APA reports quoting BBC that just after midnight on Monday, the diplomatic missions of each country became full embassies.
The Cuban government is preparing to reopen its embassy in Washingtonon Monday with the original Cuban flag that was taken down in 1961, when the two nations cut off ties. The building will host a formal ceremony this morning, during which Secretary of State John Kerry will meet his counterpart, Cuban Foreign Minister Bruno Rodriguez, to address reporters.
The flag-raising will be part of a daylong series of events commemorating the opening of a full Cuban embassy in Washington.
The announcement followed a half-century of enmity, a crippling economic embargo, Central Intelligence Agency assassination plots and a Cuban missile crisis. “Greetings from the U.S. Embassy in Havana, Cuba”.
Since Cuba and the US broke off relations in 1961, the U.S. Interest Section building in Havana, officially at least, was considered Swiss territory.
In pre-dawn hours, the Cuban flag will be hung quietly in the lobby of the State Department alongside those of other nations with which the USA has diplomatic relations.
When asked if they, personally, would like to visit Cuba if travel restrictions were lifted, 48 percent of Americans say they would, and 49 percent would not.
Ahead of the meeting, Rodriguez will preside over a ceremony to mark the upgrading of the Cuban interests section to a full embassy.
But instead of improving relations with Cuba, the Interests Section often served as a lightning rod for confrontation.
The USA “wants to move beyond a Cold War-era approach to one of constructive engagement as a way to support and empower the Cuban people”, analyst Ted Piccone from the Brookings Institution said. That will be interesting to observe as it will signal America’s posture going forward.
“We don’t have to be imprisoned by the past”, Obama said then.
Washington also wants to ensure the return of several American fugitives wanted in the United States.

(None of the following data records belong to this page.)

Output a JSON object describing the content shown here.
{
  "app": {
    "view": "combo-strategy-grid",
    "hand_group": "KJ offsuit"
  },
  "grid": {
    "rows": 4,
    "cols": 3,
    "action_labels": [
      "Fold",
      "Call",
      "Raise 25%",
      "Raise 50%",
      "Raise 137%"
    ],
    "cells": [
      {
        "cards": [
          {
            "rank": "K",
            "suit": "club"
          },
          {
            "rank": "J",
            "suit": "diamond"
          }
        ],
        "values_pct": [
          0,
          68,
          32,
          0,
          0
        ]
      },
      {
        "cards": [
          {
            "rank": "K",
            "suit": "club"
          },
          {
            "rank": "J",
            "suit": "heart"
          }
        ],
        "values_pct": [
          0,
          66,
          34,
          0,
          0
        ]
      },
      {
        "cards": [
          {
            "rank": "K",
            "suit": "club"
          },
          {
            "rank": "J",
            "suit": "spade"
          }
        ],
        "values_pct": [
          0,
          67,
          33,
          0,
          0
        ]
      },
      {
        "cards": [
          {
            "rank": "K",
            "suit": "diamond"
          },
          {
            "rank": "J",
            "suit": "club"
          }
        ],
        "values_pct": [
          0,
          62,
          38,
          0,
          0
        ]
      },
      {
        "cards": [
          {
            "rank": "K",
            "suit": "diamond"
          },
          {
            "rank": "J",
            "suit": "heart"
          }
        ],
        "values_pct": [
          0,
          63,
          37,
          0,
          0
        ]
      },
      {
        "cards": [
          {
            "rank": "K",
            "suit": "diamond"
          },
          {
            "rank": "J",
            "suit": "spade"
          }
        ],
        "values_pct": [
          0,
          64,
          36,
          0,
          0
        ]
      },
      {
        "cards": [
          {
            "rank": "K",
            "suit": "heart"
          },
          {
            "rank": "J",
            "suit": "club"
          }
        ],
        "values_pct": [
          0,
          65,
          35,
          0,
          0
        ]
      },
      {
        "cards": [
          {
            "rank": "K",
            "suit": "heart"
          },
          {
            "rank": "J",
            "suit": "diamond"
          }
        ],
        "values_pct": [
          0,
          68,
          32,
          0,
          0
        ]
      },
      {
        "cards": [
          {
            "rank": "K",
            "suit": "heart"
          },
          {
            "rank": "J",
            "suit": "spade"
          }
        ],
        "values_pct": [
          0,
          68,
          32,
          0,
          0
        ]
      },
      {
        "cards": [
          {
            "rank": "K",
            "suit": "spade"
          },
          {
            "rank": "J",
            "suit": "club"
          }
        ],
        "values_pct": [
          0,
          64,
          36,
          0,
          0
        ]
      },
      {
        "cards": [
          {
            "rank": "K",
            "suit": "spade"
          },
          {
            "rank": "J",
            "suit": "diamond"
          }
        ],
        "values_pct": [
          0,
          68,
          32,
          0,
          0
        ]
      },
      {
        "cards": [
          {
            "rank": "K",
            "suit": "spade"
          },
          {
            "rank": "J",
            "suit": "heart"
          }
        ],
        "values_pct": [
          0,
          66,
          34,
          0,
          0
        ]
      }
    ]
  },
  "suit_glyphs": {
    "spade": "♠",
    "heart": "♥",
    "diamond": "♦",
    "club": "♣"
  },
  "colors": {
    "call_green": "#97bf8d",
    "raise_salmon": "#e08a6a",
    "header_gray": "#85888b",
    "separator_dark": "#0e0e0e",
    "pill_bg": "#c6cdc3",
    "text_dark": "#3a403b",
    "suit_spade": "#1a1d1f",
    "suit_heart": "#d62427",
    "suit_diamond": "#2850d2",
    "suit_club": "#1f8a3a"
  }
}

But negative publicity over the incident led Cuban officials to declare it all had been a mistake, since the dog really belonged to Huddleston’s husband. “Fidel said he would give my husband’s dog a pardon”. When he was governor Bush referred to state government as “Mount Tallahassee”.
The Cuban government responded by erecting a “forest” of 138 flag poles to block out the offending American messages. Eventually diplomacy won out, and both the flags and ticker were taken down.
“That kind of rhetoric has less and less resonance”, he said.
The remarkable turnaround in relations between the communist authorities in Cuba and the USA administration after five decades of hostility has happened at break-neck speed.